При появлении его я просто вздрогнул, перервал оживленный
рассказ моей дамы и, пользуясь правами короткого знакомства, взял ее за руку и
шепнул:
— А вот посмотрите-ка без предубеждения.
— На кого? Вот на этого монстра?
— Да; я после расскажу вам, какое под этим заглавием
содержание.
Она прищурилась, рассмотрела и… тоже вздрогнула.
— Это ужасно! — прошептала она вслед Шерамуру,
когда он минул нас, не удостоив не единого взгляда, с понурою, совершенно падающею
головою. Надо было думать, что нынешнюю ночь, а может быть и несколько ночей
кряду, его мало пожалел sergent de ville,
Моя дама схватилась за карман, достала портмоне и, вынимая
оттуда десять франков, сказала:
— Вы можете ему передать это?..
— О, да, — говорю, — с удовольствием. Но,
позвольте, вот что мне пришло в голову: вы ведь, верно, знакомы с кем-нибудь из
здешних наших дипломатов?
— Еще бы — даже очень дружески.
— Помогите же этому бедняку.
— В чем?
— Надо узнать: преступник он или нет?
— Охотно, только если они знают. Но они, кажется, о
русских никогда ничего не знают.
— Они, — говорю, — могут узнать.
Она вызвалась поговорить с одним из близких ей людей в
посольстве и через два дня пишет мне, чтобы я прислал к ней Шерамура: она
хотела дать ему рекомендательную карточку, с которою тот должен пойти к г. N.N.
Это был видный чиновник посольства, который обещал принять и выслушать
Шерамура, и если можно, помочь ему очистить возвратный путь в отечество.
— А тогда, — прибавила дама, — я беру на себя
собрать ему средства на дорогу, буду просить в Петербурге… — и проч., и
npоч.
Думаю, чего же еще лучше надо?
Передаю все это Шерамуру и спрашиваю:
— Что вы на это скажете?
— Да я, — отвечает, — не понимаю: зачем это?
— Вы разве не хотите в Россию?
— Нет; отчего же — могу; там пищеварение лучше.
— Так идите к этой даме.
— Хорошо.

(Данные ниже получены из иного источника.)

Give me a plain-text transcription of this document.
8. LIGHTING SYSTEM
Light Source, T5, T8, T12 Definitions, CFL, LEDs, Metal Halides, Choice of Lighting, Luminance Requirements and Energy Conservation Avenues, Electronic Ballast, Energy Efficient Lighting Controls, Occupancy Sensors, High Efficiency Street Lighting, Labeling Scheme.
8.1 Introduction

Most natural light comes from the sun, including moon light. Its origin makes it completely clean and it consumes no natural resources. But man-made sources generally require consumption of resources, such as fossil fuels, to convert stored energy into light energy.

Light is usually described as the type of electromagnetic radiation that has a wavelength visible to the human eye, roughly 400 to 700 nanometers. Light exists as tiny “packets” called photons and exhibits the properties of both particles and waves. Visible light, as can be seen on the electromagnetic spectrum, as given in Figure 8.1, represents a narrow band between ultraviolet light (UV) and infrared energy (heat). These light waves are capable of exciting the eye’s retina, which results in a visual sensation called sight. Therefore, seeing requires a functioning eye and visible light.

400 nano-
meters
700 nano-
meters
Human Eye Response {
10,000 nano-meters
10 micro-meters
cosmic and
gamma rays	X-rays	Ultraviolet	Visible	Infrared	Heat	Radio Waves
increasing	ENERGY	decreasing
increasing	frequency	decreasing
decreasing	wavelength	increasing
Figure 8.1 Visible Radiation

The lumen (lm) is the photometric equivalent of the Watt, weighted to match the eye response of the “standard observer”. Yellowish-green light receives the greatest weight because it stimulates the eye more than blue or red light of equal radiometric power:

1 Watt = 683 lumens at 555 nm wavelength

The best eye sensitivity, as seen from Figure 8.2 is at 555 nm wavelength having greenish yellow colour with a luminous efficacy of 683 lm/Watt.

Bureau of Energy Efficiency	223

Она дура?
— С какой же стати она будет дурою?
— Аристократка.
— А они разве все дураки?
— Да я не знаю, я так спросил: какая онa?
— Это вам все равно, какая она, — она очень
добрая, принимает в вас участие и в силах вам помочь, как никто другой. Вот
все, что вам достаточно знать и идти.
— И ничего из этого не будет.
— Почему не будет?
— Ведь я сказал.
— Нет, не сказали.
— Аристократка.
— Так вы не пойдете?
Он помолчал, поводил носом и протянул:
— Ну, черт с ней, — пожалуй, схожу.
Он это делал совершенным grande signore[31] — чтобы отвязаться. Ну да и то слава богу,
что хоть мало на лад идет. Моя знакомая женщина с душою — она его поймет и на
его невежество не обидится.
Другое дело — как он аттестует себя в самом посольстве перед
русским дипломатом, которого чувства, конечно, тоньше и который, по уставам
своего уряда, «по поступкам поступает», а не по движению сердца.